Взгляд соглядатая сверлил затылок. По его лицу было видно, что его мучает комплекс неполноценности.
— Служу... а кому, не знаю, — задумчиво произнес Полковник, — настоящее стало неинтересным, а будущее видится катастрофой. — Полковник вздохнул незло, риторически, оборотил лицо на пустыню за окном. — Нельзя все понимать буквально, — сказал он, — надо вначале понять, что ты тоже умрешь... — Повернулся к Иванову и подмигнул ему: — Я теперь понял — главное, чтоб дети росли...
Они допили спирт и перешли на пиво.
— Ваше пиво, как мыло, — снисходительно заметил Полковник.
— Ну вот, и ты туда же... — укорил Иванов.
Полковник лишь насмешливо покачал головой.

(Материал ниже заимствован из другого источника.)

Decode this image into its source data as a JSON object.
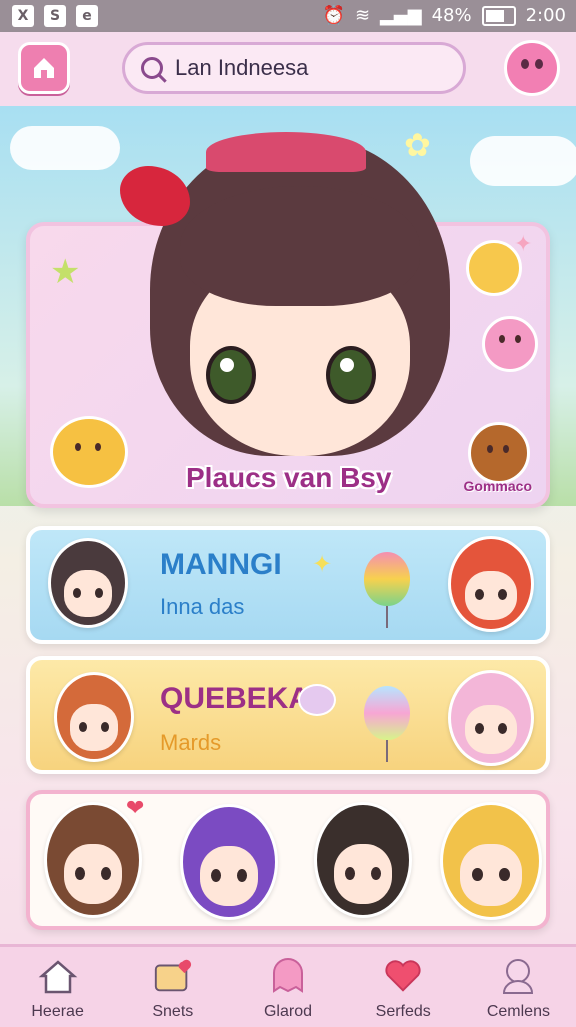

Господин-без цилиндра пристроился за соседним столиком. Впервые откровенно подмигнул Иванову, облизывая пивную бутылку и глумливо ухмыляясь. Престранно перекашивал лицо подобием жалкой улыбки вечного шута.
— Хочешь, я ему врежу? — спросил Полковник.
— Убьешь еще... — предположил Иванов.
Ему вдруг стало интересно, как в юности, когда любое приключение заставляло бурлить кровь.
— Шутки ради... — Полковник решительно поднялся, выкрикивая какие-то нечленораздельные дикие звуки и для острастки выставив вперед челюсть. Загнали в подсобку, за гору ящиков. Выглядывал оттуда с жалкой миной.
— Ну?.. — спросил Иванов.
Вряд ли он сам помнил, когда последний раз дрался, но и противник оказался не из храброго десятка. Присел и забубнил, как на исповеди:
— Осмелюсь ли я предложить, как на духу...
— Что вам угодно?! — прервал Иванов.
— Не сочтите за подлость... а также... не гнушаясь обстоятельствами — пообщаться на тему о сочувствии Блуму...
— Что? Что? — поразился Полковник. — Бывают же идиоты...
— Подожди, подожди, — вмешался Иванов, — по-моему, у него литературный бред.
Господин-без цилиндра перешел на бормотание. Он был известен своими скандалами. Обладая, кроме прочих талантов, умением убеждать и красноречием, уговорил знакомую поэтессу раздеться в супермаркете в обеденный перерыв, а вещи выбросить в окно. Он представил это как великую переделку мира. Через час их застали: его — флегматично расхаживающего среди мебели, выкрашенного губной помадой от пупа до пяток, ее — истерически рыдающую на польском велюровом диванчике.
— Говорите прямо! — велел Иванов.
То, чего он сам не умел делать ни при каких обстоятельствах, разве что во сне.
— Господин Ли Цой... господин Дурново...
— Что за тип? — быстро просил Полковник.
— Большой государственник, — сказал Иванов, — еще от царя Гороха. Вам что, нужны деньги?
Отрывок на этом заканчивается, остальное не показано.